Batish had previously worked on probes that “light up” each RNA in an individual cell as a single bright spot under the fluorescence microscope to understand how biological systems operate on a cellular level. She adapted this method for distinguishing circular RNA from its linear RNA counterpart from the same gene by using a color combination method.
“Essentially, it’s like creating a pattern of beads on a necklace. Say the RNA we are working with contains red and green beads. We know that circular RNA is a closed circle of green beads only, so we add probes for both red and green beads and then image them under a fluorescence microscope,” said Batish. “If we see a signal for both red and green at the same spot, which appear as yellow (combination of green and red) in the sample, we know it is linear RNA. If it doesn’t have red, it must be circular RNA.”
This method allowed them to simultaneously visualize linear and circular RNA within a single cell.

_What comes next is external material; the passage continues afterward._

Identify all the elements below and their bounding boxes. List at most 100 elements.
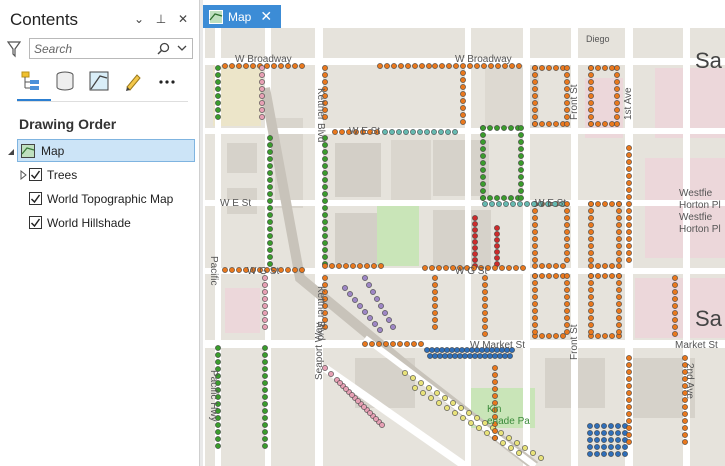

“This is the first time that we have realized that RNA with the same genetic sequence can sometimes perform two roles, in this case both as a cancer suppressor and a cancer promoter, and that this change in role occurs at the RNA-level,” said Batish. “The identification of this new genetic unit opens up new opportunities to understand the genetics of cancer and the role of circRNA in cancer biology.”
And because a unique junction is created where the ends of circRNA come together, Batish said they may be able to develop treatment protocols to uniquely target the circular RNA, but leave the linear RNA alone. This could provide a way to target treatment to stop the circular RNA from turning off the cancer-suppressing effect in the body.
So, what’s next for Batish?
While this research study focused on connective and soft tissue tumors or diseases like mesenchymal tumors, Batish said the technique developed in her lab could be used on any cancer, because every cancer has circular RNA.
Batish plans to conduct experiments to see if what they have observed at the cellular level also occurs in tissue samples. Studying this expression in both healthy and diseased tissue, she said, would help her better understand the biosignature of circular RNA.
“If we can show that it persists in samples that are left out and not treated properly, that has real value. This is because circular RNA is differentially expressed, meaning my lungs will express different circular RNA than my brain and other tissues or organs,” said Batish.
“So imagine if you have that biosignature, and you can draw blood from a patient and look at what circular RNAs they have, you might be able to identify what kind of cancer a person has by these cancer markers instead of sending the patient for imaging or other testing. People are working on this research, so we’ll see.”
Batish also wants to study whether circular RNA found in tumors is present in cell signaling molecules known as extracellular vesicles. She describes these vesicles as letters, FedEx packages that cells put together and deliver to neighboring cells to tell them what’s going on nearby.
“One thought is that cancer may actually be hijacking this delivery system, adding ‘fake news’ into the packages that tell the neighboring cells that all is okay in their cell, while creating a microenvironment in which the cancer can grow,” she said.
Since every cancer starts with one single cell, Batish wants to explore the role circular RNA may play in this messaging. It might provide a pathway to understand how cell-to-cell communication is used by tumor cells.
She also wants to develop tools to enable live imaging of circular RNA in cells. Working in collaboration with Jeff Caplan, director of the Bio-Imaging Center at the Delaware Biotechnology Institute, Batish is exploring ways to add a “tracking device” of sorts into the cell that would allow them to follow the signal in real-time as circular RNA is formed.
“That would be really groundbreaking if we can do it,” said Batish.